Plinio Montagna: Existe a parte
genética, a constitucional e também a que se refere ao ambiente. Gosto de
lembrar a história do jogador de futebol Cafu, na copa de 2002, na qual o
Brasil foi campeão. Ele era o capitão da seleção e, quando levantou a taça,
mostrou a camiseta escrita “100% Jardim Irene”, um bairro muito precário na
época e no qual ele cresceu. Isso mostra uma capacidade de resiliência
fantástica. Uma das coisas mais importantes na vida é ter uma experiência de aceitação
integral, sem reservas, que faça a pessoa se sentir benquista como ela é. Como
psicanalista, se eu puder propiciar isso para alguém, já é maravilhoso.
Adriana Nazarian: Estamos mais egocêntricos?
Plinio Montagna: No Japão, onde há uma
sociedade muito voltada para o
coletivo, não. Mas, em geral, o individualismo está muito presente e existe uma
contradição entre o indivíduo e o grupo. As ideologias que apagaram
completamente o indivíduo não deram certo. É uma questão de encontrar uma forma
de convivência entre os desejos pessoais e as exigências sociais.
Adriana Nazarian: O que Freud não
explica?
Plinio Montagna: Freud não explica
nada. A questão dele não é explicar, mas compreender o indivíduo, as relações e
os sentidos que existem para cada um. A psicanálise quer encontrar nexos onde
aparentemente não há. E, certamente, há muitas coisas que continuamos sem
compreender.
NOTA
DO EDITOR: Sobre a IPA - International Psychoanalytical Association (Associação
Psicanalítica Internacional):
A International Psychoanalytical Association (IPA)
Freud, em 1910, patrocinou a criação
de uma Associação Internacional de Psicanálise para congregar as sociedades
psicanalíticas existentes, normatizar a formação dos psicanalistas e evitar
distorções e descaminhos na psicanálise, com a expansão de sua prática.
A International Psychoanalytical
Association (IPA), atualmente sediada em Londres, é o
organismo que coordena todo o movimento psicanalítico mundial. Ela congrega,
atualmente, setenta sociedades psicanalíticas, situadas em trinta e três países
e com mais de onze mil e quinhentos psicanalistas associados.

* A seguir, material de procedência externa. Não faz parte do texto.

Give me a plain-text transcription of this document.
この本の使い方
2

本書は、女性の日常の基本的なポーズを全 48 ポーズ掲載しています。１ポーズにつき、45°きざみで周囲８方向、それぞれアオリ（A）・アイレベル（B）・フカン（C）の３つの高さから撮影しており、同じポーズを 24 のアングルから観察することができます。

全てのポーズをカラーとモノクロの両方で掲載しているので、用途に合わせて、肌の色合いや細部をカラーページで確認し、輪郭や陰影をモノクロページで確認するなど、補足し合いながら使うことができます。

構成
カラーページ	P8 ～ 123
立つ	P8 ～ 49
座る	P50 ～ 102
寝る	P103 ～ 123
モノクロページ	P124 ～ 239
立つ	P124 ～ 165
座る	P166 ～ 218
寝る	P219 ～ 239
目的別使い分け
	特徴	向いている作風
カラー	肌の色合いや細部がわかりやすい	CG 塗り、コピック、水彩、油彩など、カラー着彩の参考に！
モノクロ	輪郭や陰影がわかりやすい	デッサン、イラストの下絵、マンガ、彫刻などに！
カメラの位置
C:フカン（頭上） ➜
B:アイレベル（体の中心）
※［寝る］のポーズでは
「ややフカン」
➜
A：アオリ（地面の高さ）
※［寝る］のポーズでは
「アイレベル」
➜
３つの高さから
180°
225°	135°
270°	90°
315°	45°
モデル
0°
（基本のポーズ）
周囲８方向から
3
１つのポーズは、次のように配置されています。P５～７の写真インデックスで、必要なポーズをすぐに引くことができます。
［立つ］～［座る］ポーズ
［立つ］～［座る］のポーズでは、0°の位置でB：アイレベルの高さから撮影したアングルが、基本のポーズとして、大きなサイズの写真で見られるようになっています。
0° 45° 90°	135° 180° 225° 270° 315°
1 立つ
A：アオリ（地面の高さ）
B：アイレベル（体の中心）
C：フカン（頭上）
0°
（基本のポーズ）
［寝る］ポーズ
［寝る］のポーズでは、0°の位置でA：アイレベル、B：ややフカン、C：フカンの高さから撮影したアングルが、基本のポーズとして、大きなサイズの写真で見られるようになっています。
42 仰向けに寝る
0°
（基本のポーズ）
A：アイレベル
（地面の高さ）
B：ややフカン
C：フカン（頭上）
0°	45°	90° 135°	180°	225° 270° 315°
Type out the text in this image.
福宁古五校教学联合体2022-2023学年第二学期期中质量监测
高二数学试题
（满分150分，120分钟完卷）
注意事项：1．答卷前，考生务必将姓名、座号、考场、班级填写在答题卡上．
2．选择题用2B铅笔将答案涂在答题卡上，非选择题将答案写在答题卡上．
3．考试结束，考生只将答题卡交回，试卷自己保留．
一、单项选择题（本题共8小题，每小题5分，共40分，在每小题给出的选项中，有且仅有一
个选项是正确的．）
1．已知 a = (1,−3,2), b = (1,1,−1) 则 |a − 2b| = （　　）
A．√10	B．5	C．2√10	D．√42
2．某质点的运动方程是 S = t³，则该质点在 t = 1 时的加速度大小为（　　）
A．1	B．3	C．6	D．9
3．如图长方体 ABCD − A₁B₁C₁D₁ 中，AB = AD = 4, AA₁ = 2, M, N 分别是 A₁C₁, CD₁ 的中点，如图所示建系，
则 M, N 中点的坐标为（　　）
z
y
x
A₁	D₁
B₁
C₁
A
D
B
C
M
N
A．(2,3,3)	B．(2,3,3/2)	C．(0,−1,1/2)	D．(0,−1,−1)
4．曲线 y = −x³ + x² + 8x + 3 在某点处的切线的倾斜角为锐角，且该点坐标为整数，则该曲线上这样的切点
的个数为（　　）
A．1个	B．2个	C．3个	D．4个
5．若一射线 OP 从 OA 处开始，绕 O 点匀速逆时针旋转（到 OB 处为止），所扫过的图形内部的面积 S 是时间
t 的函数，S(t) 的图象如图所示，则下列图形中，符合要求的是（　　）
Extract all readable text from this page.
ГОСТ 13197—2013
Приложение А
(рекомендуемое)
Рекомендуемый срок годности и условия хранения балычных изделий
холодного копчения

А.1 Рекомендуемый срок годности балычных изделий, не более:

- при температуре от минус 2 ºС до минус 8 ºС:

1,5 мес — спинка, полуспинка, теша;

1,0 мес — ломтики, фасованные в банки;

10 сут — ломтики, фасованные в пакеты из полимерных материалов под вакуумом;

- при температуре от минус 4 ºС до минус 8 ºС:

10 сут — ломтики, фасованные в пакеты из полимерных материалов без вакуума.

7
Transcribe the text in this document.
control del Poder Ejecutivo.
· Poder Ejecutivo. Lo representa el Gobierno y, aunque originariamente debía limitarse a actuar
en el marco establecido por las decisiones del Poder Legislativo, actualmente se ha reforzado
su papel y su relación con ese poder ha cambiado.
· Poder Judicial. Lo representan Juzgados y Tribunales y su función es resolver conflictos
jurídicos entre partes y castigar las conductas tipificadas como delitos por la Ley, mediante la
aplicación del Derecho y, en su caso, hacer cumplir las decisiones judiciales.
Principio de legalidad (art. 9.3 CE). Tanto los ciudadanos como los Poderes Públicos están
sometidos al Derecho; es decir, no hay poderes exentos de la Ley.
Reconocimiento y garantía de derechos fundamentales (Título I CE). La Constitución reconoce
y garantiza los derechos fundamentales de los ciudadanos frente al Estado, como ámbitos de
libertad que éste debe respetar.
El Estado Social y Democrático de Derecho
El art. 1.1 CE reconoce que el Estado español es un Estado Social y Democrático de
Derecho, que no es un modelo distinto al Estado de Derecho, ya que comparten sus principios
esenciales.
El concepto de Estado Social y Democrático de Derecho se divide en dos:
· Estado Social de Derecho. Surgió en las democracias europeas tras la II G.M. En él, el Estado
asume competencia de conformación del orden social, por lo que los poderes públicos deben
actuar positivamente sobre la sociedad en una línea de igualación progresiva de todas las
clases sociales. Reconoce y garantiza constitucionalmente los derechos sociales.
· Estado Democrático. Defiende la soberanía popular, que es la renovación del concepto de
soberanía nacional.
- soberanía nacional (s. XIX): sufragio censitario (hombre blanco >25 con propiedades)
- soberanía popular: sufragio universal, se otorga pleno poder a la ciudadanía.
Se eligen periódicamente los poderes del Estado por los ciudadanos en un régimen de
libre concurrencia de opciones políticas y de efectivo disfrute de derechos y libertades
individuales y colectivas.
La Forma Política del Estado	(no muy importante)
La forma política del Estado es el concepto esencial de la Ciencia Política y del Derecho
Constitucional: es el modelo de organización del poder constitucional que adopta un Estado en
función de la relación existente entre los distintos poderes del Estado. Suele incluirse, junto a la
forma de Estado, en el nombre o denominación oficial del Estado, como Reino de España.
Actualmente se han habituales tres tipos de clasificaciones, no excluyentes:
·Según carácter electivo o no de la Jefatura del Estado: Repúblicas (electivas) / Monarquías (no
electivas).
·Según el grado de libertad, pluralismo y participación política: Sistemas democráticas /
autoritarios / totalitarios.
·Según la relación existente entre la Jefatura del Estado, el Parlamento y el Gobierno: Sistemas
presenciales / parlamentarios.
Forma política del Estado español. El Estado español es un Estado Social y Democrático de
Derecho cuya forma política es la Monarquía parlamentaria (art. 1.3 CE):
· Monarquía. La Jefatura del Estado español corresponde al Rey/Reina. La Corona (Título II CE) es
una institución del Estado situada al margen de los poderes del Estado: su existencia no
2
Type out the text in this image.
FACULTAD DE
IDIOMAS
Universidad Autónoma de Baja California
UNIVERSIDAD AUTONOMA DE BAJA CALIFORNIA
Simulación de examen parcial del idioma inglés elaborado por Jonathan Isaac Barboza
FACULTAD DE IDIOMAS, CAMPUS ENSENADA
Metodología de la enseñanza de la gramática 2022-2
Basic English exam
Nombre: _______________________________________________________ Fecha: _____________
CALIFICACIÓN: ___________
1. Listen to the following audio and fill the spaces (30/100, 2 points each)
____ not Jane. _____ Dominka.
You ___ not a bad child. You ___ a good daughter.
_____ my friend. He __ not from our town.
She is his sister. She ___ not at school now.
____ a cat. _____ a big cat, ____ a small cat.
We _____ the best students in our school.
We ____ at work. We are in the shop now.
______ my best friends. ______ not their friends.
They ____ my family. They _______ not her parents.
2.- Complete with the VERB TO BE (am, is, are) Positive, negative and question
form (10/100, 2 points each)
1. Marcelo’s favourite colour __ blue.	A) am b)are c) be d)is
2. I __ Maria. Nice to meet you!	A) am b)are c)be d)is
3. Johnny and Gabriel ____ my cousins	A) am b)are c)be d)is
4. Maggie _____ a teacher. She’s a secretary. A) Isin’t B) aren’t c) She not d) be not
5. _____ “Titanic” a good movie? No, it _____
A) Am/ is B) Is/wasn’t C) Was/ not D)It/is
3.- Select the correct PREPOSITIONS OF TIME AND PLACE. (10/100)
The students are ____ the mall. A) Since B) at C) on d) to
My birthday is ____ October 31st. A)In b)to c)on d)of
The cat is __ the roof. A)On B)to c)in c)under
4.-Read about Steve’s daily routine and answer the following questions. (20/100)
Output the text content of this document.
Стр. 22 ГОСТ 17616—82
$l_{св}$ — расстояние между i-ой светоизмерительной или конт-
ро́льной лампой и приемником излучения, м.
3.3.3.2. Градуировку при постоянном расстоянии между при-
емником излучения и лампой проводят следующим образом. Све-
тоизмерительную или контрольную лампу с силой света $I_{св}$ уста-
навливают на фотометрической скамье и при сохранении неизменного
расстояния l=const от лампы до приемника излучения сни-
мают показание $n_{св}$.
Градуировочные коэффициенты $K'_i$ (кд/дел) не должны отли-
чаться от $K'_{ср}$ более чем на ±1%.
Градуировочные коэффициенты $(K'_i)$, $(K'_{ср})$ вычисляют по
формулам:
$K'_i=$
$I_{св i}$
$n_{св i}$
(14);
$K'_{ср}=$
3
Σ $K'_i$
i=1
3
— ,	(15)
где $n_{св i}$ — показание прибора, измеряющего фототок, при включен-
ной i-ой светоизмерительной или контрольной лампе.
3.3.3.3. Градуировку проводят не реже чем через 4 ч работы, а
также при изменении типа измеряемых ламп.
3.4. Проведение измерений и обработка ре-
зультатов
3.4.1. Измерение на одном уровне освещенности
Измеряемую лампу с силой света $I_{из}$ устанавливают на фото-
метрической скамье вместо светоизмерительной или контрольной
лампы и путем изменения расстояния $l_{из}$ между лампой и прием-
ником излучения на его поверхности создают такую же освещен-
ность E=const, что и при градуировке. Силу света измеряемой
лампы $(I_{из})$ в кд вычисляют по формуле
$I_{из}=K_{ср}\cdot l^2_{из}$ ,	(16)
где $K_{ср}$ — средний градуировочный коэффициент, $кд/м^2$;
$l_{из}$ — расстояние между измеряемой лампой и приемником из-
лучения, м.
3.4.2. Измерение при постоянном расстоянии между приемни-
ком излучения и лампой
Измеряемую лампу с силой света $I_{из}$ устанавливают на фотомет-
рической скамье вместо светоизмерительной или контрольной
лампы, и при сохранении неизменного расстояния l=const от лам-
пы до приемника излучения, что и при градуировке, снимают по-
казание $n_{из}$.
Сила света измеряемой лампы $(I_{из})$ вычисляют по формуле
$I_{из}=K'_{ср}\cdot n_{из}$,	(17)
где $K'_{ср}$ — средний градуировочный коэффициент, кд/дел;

Os objetivos da IPA são, no âmbito
mundial, o estímulo ao desenvolvimento e expansão do conhecimento
psicanalítico, e o cuidado na manutenção e aprimoramento dos padrões básicos para
a formação de novos analistas.
Para atingir seus objetivos, a IPA
organiza, bianualmente, congressos e pré-congressos internacionais de
psicanálise, com todo o universo de analistas e alunos em formação
(candidatos), além de conferências regionais, destinadas a reunir analistas de
uma mesma região geográfica, mas de países diferentes.